In fact, depending on the type of call center, many people are saying that AI tools are the main driving force behind some of the most successful call centers today. 

We say hold your horses. 

The Reasons You Shouldn’t Believe the Hype About Call Center AI

Articles gassing up AI tend to paint a picture of how this technology will eventually do everything humans have done until now, except better. The truth is, no matter the AI tools a call center uses, they can’t function completely independently from humans. 

Instead, what AI tools are able to replace at call centers is simply a bulk of monotonous tasks that humans didn’t like doing anyway, ultimately freeing up time for more important and engaging matters. 

This isn’t because AI has some inherent failing or simply hasn’t evolved enough yet. It’s because of what it is—a tool. 

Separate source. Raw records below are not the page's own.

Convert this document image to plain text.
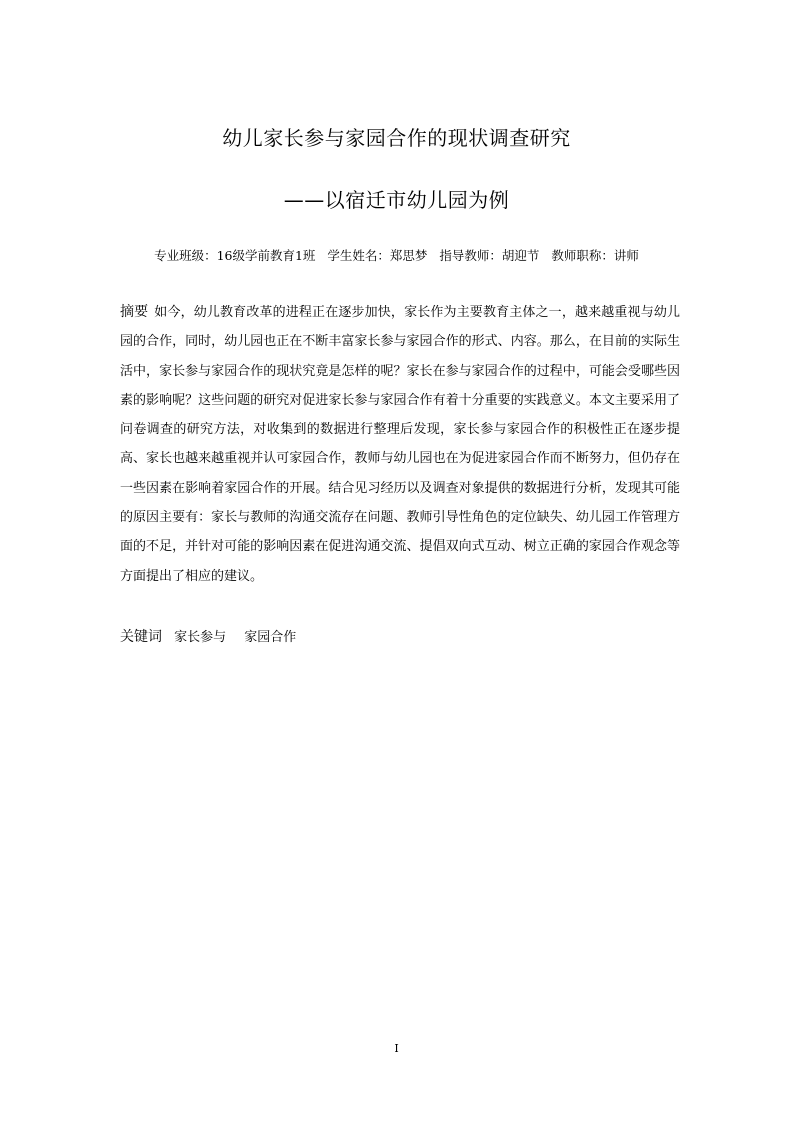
幼儿家长参与家园合作的现状调查研究
——以宿迁市幼儿园为例
专业班级：16级学前教育1班 学生姓名：郑思梦 指导教师：胡迎节 教师职称：讲师
摘要 如今，幼儿教育改革的进程正在逐步加快，家长作为主要教育主体之一，越来越重视与幼儿园的合作，同时，幼儿园也正在不断丰富家长参与家园合作的形式、内容。那么，在目前的实际生活中，家长参与家园合作的现状究竟是怎样的呢？家长在参与家园合作的过程中，可能会受哪些因素的影响呢？这些问题的研究对促进家长参与家园合作有着十分重要的实践意义。本文主要采用了问卷调查的研究方法，对收集到的数据进行整理后发现，家长参与家园合作的积极性正在逐步提高、家长也越来越重视并认可家园合作，教师与幼儿园也在为促进家园合作而不断努力，但仍存在一些因素在影响着家园合作的开展。结合见习经历以及调查对象提供的数据进行分析，发现其可能的原因主要有：家长与教师的沟通交流存在问题、教师引导性角色的定位缺失、幼儿园工作管理方面的不足，并针对可能的影响因素在促进沟通交流、提倡双向式互动、树立正确的家园合作观念等方面提出了相应的建议。
关键词 家长参与 家园合作
I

And as a tool, AI requires people to program it to ensure that it does what they want it to do. Once it’s able to perform these tasks effectively, human agents are able to move around the tasks on their plates. 

For instance, let’s say that an agent takes the time to set up a chatbot to handle some routine customer inquiries that they used to have to perform manually. The agent not only has to create the chat flow scripts for the chatbot to answer, but they also have to track and maintain the functionality so that it keeps performing as intended. Of course, the whole point is to reduce the overall amount of work for the agent, but even if it fails, they’ll end up having to take the call anyway because the chatbot was ineffective. In either case, the agent does not become redundant. 

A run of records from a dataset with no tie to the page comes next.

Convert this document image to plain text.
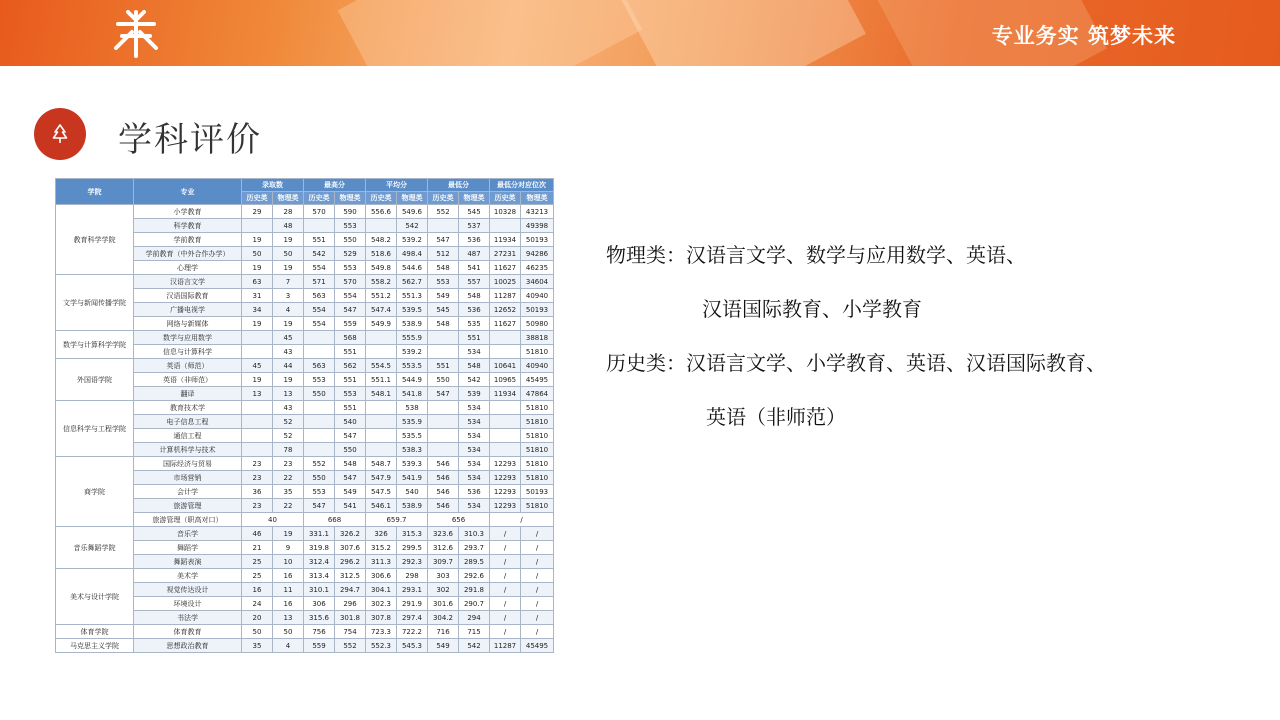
专业务实 筑梦未来
学科评价
学院	专业	录取数		最高分		平均分		最低分		最低分对应位次	
		历史类	物理类	历史类	物理类	历史类	物理类	历史类	物理类	历史类	物理类
教育科学学院	小学教育	29	28	570	590	556.6	549.6	552	545	10328	43213
	科学教育		48		553		542		537		49398
	学前教育	19	19	551	550	548.2	539.2	547	536	11934	50193
	学前教育（中外合作办学）	50	50	542	529	518.6	498.4	512	487	27231	94286
	心理学	19	19	554	553	549.8	544.6	548	541	11627	46235
文学与新闻传播学院	汉语言文学	63	7	571	570	558.2	562.7	553	557	10025	34604
	汉语国际教育	31	3	563	554	551.2	551.3	549	548	11287	40940
	广播电视学	34	4	554	547	547.4	539.5	545	536	12652	50193
	网络与新媒体	19	19	554	559	549.9	538.9	548	535	11627	50980
数学与计算科学学院	数学与应用数学		45		568		555.9		551		38818
	信息与计算科学		43		551		539.2		534		51810
外国语学院	英语（师范）	45	44	563	562	554.5	553.5	551	548	10641	40940
	英语（非师范）	19	19	553	551	551.1	544.9	550	542	10965	45495
	翻译	13	13	550	553	548.1	541.8	547	539	11934	47864
信息科学与工程学院	教育技术学		43		551		538		534		51810
	电子信息工程		52		540		535.9		534		51810
	通信工程		52		547		535.5		534		51810
	计算机科学与技术		78		550		538.3		534		51810
商学院	国际经济与贸易	23	23	552	548	548.7	539.3	546	534	12293	51810
	市场营销	23	22	550	547	547.9	541.9	546	534	12293	51810
	会计学	36	35	553	549	547.5	540	546	536	12293	50193
	旅游管理	23	22	547	541	546.1	538.9	546	534	12293	51810
	旅游管理（职高对口）	40		668		659.7		656		/	
音乐舞蹈学院	音乐学	46	19	331.1	326.2	326	315.3	323.6	310.3	/	/
	舞蹈学	21	9	319.8	307.6	315.2	299.5	312.6	293.7	/	/
	舞蹈表演	25	10	312.4	296.2	311.3	292.3	309.7	289.5	/	/
美术与设计学院	美术学	25	16	313.4	312.5	306.6	298	303	292.6	/	/
	视觉传达设计	16	11	310.1	294.7	304.1	293.1	302	291.8	/	/
	环境设计	24	16	306	296	302.3	291.9	301.6	290.7	/	/
	书法学	20	13	315.6	301.8	307.8	297.4	304.2	294	/	/
体育学院	体育教育	50	50	756	754	723.3	722.2	716	715	/	/
马克思主义学院	思想政治教育	35	4	559	552	552.3	545.3	549	542	11287	45495
物理类：汉语言文学、数学与应用数学、英语、
汉语国际教育、小学教育
历史类：汉语言文学、小学教育、英语、汉语国际教育、
英语（非师范）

In an even worse scenario, let’s say you set up an AI chatbot but don’t consider the fact that AIs notoriously hallucinate or just make stuff up. Your shiny new chatbot could be telling your customers completely inaccurate information. There have been several very high-profile failures of AI chatbots, including cases of giving away high-value items to customers for free and making guarantees the company is legally required to uphold.

At the end of the day, the human element remains essential to ensure that what the AI is saying and doing is both accurate and in alignment with your call center’s culture and values. Despite what the hype articles may say, it simply can’t do these things alone. Therefore, instead of thinking of AI as a replacement for staff, it’s better to think of it as another tool that agents have to learn and operate.

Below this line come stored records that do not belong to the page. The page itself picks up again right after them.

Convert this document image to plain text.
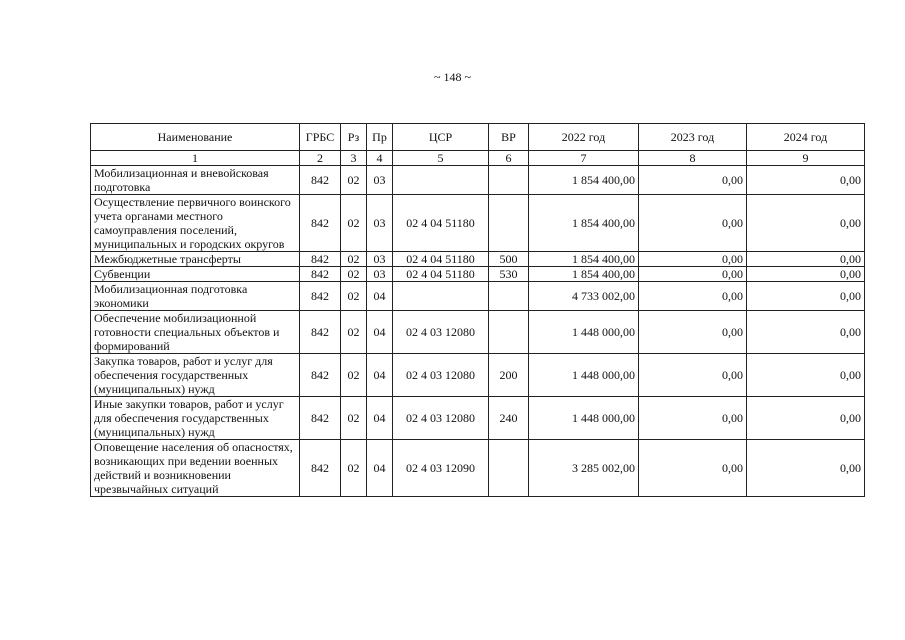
~ 148 ~
Наименование	ГРБС	Рз	Пр	ЦСР	ВР	2022 год	2023 год	2024 год
1	2	3	4	5	6	7	8	9
Мобилизационная и вневойсковая подготовка	842	02	03			1 854 400,00	0,00	0,00
Осуществление первичного воинского учета органами местного самоуправления поселений, муниципальных и городских округов	842	02	03	02 4 04 51180		1 854 400,00	0,00	0,00
Межбюджетные трансферты	842	02	03	02 4 04 51180	500	1 854 400,00	0,00	0,00
Субвенции	842	02	03	02 4 04 51180	530	1 854 400,00	0,00	0,00
Мобилизационная подготовка экономики	842	02	04			4 733 002,00	0,00	0,00
Обеспечение мобилизационной готовности специальных объектов и формирований	842	02	04	02 4 03 12080		1 448 000,00	0,00	0,00
Закупка товаров, работ и услуг для обеспечения государственных (муниципальных) нужд	842	02	04	02 4 03 12080	200	1 448 000,00	0,00	0,00
Иные закупки товаров, работ и услуг для обеспечения государственных (муниципальных) нужд	842	02	04	02 4 03 12080	240	1 448 000,00	0,00	0,00
Оповещение населения об опасностях, возникающих при ведении военных действий и возникновении чрезвычайных ситуаций	842	02	04	02 4 03 12090		3 285 002,00	0,00	0,00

Call Center AI Isn’t the Same As AI In Other Industries

One key factor that can’t be overlooked is that AI’s use in call centers is very different from its use in other industries. In the call center industry, AI is primarily used to automate and assist humans in executing specific tasks. In many other industries, it’s used to imitate creativity and take on other, more open-ended endeavors. 

Here are the main ways AI is used in call centers:

Automatic Call Distribution (ACD)

Many call centers are adopting AI to work with the ACD feature on VoIP phone systems. This allows them to collect caller information automatically based on spoken responses and route calls to a specific customer service agent or department queue based on the criteria they previously determined.

In order to get the most out of ACD technology, you have to do a lot of upfront work. That said, you also have to update the criteria each time you want the system to respond differently or accommodate a new service. In other words, there is no “set and forget” method for this type of AI.

Interactive Voice Response (IVR)

When interacting with an AI-assisted IVR, callers obtain information and support by speaking to an automated phone system or responding to it via their keypad.

If you’ve ever called a customer support line and were asked what kind of support you need or instructed to enter your customer ID via your keypad, then you’ve likely interacted with a basic IVR before.

AI takes this tool to the next level by identifying customer issues and then deploying specific scripts based on predetermined criteria. Once again, this is just a case of automating a process that you have to set up and continually refine.

Of course, there are also smart or intelligent IVRs that use natural language processing technology to respond and chat with callers as if they were having a real human conversation. These come with the same rules, just on a bigger scale, as the AI tool needs to be set up with access to a knowledge base and other databases in order to be able to respond to customers with any level of accuracy. 

Furthermore, the human element is once again required to make sure that the system doesn’t cause any unintended problems or make any unauthorized decisions. 

Sentiment Analysis

Any of your call center agents would tell you that they’d feel a lot more prepared for customer interactions if they could know how callers are feeling before they pick up the phone. This is what sentiment analysis technology tries to do for them.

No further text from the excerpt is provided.